# I am having a libido problem



## lisa3girls (Apr 6, 2011)

and not what you think...

WS and I have been separated 6 months. A friend has been pursuing me for a while (a younger by 15 years friend). 

I finally said yes, and frankly, cannot get enough. 

We are sort of seeing each other, but not that often, though we talk or text every day, and sometimes G rated, sometimes not and sometimes both. 

The problem is this guy floats my boat,, spins my wheels, pushes my buttons... whatever you want to call it. 

I can barely concentrate some days. Yes I try to take care of things myself, but geesh... WHAT is happening to me?


----------



## Almostrecovered (Jul 14, 2011)

you havent had some happiness in quite sometime and when you finally get some you question it

betrayed people are sure fvcked up, aren't we?


----------



## lisa3girls (Apr 6, 2011)

LOL I guess so....


----------



## 2xloser (May 8, 2011)

Enjoy it! While Iknow you're an adult, just be careful that you understand what it is (and maybe isn't) to him in case it comes to an end for any reason and you're suddenly finding yourself attached in unhealthy ways.


----------



## lisa3girls (Apr 6, 2011)

2xloser said:


> Enjoy it! While Iknow you're an adult, just be careful that you understand what it is (and maybe isn't) to him in case it comes to an end for any reason and you're suddenly finding yourself attached in unhealthy ways.
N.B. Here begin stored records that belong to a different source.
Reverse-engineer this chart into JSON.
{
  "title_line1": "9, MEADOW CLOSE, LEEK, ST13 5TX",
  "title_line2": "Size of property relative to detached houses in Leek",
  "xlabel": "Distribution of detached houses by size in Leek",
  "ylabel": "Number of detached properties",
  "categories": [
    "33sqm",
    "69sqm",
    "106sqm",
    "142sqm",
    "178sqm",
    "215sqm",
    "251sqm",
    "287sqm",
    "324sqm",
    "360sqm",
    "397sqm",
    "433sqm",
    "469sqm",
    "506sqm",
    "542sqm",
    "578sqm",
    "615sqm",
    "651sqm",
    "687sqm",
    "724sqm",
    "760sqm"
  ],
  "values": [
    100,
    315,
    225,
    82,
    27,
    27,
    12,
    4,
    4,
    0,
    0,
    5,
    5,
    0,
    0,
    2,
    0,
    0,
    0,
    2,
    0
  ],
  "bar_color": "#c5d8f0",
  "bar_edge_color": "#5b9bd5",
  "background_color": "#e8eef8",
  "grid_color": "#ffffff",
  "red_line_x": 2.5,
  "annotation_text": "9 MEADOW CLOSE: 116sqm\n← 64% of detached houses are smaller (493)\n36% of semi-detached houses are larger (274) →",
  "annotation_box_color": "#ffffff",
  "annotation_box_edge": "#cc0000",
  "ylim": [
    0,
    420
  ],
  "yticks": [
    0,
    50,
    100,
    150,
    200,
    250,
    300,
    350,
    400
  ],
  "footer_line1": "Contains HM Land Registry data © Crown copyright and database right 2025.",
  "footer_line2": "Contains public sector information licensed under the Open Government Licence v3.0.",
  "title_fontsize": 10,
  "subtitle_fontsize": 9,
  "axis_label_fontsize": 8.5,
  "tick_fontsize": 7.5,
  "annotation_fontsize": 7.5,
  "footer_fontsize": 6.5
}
Yes this... right now, while I like the guy, I feel like it is mostly about the sex. At least right at the moment:smthumbup:


----------



## 2xloser (May 8, 2011)

lisa3girls said:


> Yes this... right now, while I like the guy, I feel like it is mostly about the sex. At least right at the moment:smthumbup:


Hey -- absolutely nothing wrong with that! Keep it in the moment, for the moment!


----------